Again from Wiki: “Ortega is throughout quite critical of both the masses and the mass-men of which they are made up, contrasting ‘noble life and common life’ and excoriating the barbarism and primitivism he sees in the mass-man.”

“The Fascist and Syndicalist species,” wrote Ortega, “were characterized by the first appearance of a type of man who ‘did not care to give reasons or even to be right, but who was simply resolved to impose his opinions. That was the novelty: the right not to be right, not to be reasonable: ‘the reason of unreason.’”

“The reason of unreason”…

Ortega saw in 1929 what we’re living through today. To many, it’s not enough to simply enjoy one’s own ideas, trade, family or lifestyle. They need to be a part of something bigger… and sometimes less reasonable.

As we’d say in our office: Oy. And oy again.

What do Ortega’s insights have to do with today’s trade?

If you think there’s a movement afoot, one that includes “the reason of unreason,” here’s your trade on Sunday’s election in France.

It comes from Dan Amoss, who’s been extremely adept with market analysis for as long as I’ve known him (closing in on 15 years):

If someone wanted to take a flyer on the French election, I’d suggest buying the iShares MSCI France (EWQ) May $28 put options.
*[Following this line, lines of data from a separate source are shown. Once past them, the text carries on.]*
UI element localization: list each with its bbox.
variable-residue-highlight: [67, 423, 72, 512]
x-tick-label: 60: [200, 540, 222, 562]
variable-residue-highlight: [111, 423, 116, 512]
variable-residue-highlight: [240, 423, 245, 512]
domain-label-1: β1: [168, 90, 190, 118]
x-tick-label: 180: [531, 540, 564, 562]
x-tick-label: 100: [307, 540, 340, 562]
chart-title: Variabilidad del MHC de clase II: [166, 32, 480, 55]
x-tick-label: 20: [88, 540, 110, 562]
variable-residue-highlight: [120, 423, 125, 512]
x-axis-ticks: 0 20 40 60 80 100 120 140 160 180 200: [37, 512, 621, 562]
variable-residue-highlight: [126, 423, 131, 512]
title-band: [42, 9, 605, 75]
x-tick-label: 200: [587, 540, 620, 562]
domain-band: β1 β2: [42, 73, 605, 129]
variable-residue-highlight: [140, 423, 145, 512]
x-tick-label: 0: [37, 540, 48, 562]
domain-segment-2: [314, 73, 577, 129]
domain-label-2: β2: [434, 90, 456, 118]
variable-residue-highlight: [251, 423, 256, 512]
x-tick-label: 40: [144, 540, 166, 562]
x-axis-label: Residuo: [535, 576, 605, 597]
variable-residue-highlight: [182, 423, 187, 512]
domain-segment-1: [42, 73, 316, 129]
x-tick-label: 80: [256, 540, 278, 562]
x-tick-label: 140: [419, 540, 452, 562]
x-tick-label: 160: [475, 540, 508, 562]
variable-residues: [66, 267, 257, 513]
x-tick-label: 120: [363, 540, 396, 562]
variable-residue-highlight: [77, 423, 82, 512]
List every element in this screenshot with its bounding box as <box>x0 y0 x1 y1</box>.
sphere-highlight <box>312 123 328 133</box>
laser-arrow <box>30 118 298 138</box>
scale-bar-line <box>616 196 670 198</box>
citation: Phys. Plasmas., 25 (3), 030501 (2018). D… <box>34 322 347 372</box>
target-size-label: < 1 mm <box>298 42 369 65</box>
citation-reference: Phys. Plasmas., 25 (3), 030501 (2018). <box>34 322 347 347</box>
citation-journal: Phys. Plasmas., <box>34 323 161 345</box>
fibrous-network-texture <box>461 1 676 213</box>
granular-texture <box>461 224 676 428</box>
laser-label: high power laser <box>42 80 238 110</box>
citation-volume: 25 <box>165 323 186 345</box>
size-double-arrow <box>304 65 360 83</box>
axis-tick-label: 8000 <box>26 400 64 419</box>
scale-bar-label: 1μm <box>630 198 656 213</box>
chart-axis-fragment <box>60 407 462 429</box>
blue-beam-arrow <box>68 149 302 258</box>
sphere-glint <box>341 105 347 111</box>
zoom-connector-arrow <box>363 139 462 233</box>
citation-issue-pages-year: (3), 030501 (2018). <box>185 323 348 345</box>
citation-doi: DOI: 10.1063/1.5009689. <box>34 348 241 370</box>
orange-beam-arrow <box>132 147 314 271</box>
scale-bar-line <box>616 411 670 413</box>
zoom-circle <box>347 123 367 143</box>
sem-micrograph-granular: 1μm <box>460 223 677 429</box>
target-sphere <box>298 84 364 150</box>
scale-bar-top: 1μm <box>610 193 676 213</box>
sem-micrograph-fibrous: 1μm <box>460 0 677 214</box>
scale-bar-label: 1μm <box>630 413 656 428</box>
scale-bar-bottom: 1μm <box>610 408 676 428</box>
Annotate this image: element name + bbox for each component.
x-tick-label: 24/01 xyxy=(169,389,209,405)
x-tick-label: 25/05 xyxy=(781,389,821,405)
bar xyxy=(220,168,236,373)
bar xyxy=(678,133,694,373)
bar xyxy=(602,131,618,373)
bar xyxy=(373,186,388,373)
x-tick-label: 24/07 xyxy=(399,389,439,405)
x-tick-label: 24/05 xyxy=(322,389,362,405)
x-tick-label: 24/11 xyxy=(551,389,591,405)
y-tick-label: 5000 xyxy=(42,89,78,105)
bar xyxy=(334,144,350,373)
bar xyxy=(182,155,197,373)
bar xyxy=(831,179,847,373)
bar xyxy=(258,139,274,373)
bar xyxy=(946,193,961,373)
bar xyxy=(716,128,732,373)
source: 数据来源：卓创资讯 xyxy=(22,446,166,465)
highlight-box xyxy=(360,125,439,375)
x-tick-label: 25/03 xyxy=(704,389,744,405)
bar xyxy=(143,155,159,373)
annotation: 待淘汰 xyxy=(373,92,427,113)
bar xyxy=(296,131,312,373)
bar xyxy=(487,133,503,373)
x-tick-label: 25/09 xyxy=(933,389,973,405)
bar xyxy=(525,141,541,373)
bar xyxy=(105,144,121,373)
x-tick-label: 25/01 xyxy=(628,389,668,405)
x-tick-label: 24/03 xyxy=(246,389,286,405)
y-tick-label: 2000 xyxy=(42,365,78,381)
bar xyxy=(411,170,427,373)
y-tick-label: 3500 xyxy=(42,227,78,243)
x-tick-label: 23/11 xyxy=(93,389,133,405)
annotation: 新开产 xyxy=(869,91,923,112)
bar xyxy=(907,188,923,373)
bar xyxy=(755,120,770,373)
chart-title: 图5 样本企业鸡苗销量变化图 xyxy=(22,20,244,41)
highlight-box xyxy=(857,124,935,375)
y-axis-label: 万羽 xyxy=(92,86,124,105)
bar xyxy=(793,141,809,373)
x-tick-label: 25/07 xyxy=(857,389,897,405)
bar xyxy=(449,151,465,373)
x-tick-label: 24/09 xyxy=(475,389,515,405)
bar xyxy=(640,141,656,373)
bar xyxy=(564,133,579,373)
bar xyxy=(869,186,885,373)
If Le Pen were to win, I could see the EWQ May 2017 $28 puts (which expire on May 19) zooming 10-fold — from 30 cents to maybe $2–4, post-Le Pen win scenario.

At 30 cents, each put contract flyer would only cost $30.

But again, that’s a racehorse-long shot type of gamble.

The bid/ask is 20 cents/30 cents, and the latest price is 22 cents.

Limit orders in the range of 25 cents should get filled.

Here is the latest chart:

The neat thing is that even if Macron wins, the odds are good that we’ll see a “buy the rumor/sell the news” type of decline in EWQ next week.

So I’d go for it… but remember, this is a one-week holding period.

If Macron wins, there might still be a chance to break even or sell a little above 25 cents.

If Le Pen wins, I think the option could rise 10-fold, to $2–3.

Those who take the flyer should sell by May 12 — win, lose or break even. It will expire on May 19.

And they should only risk money they wouldn’t miss if the trade winds up a 100% loss.

There’s the trade, compliments of the house. Not a lot to lose… and a lot to gain.

But before we leave you, one final word on The Revolt of the Masses

The Revolt of the Masses was a seminal work in the early 20th century. And I have to admit the first couple of times I read it, I didn’t really understand what Ortega was trying to get at. But having now lived through the last couple of political cycles, oy, I understand a heckuva lot more.

It ain’t a reality show anymore. It’s reality.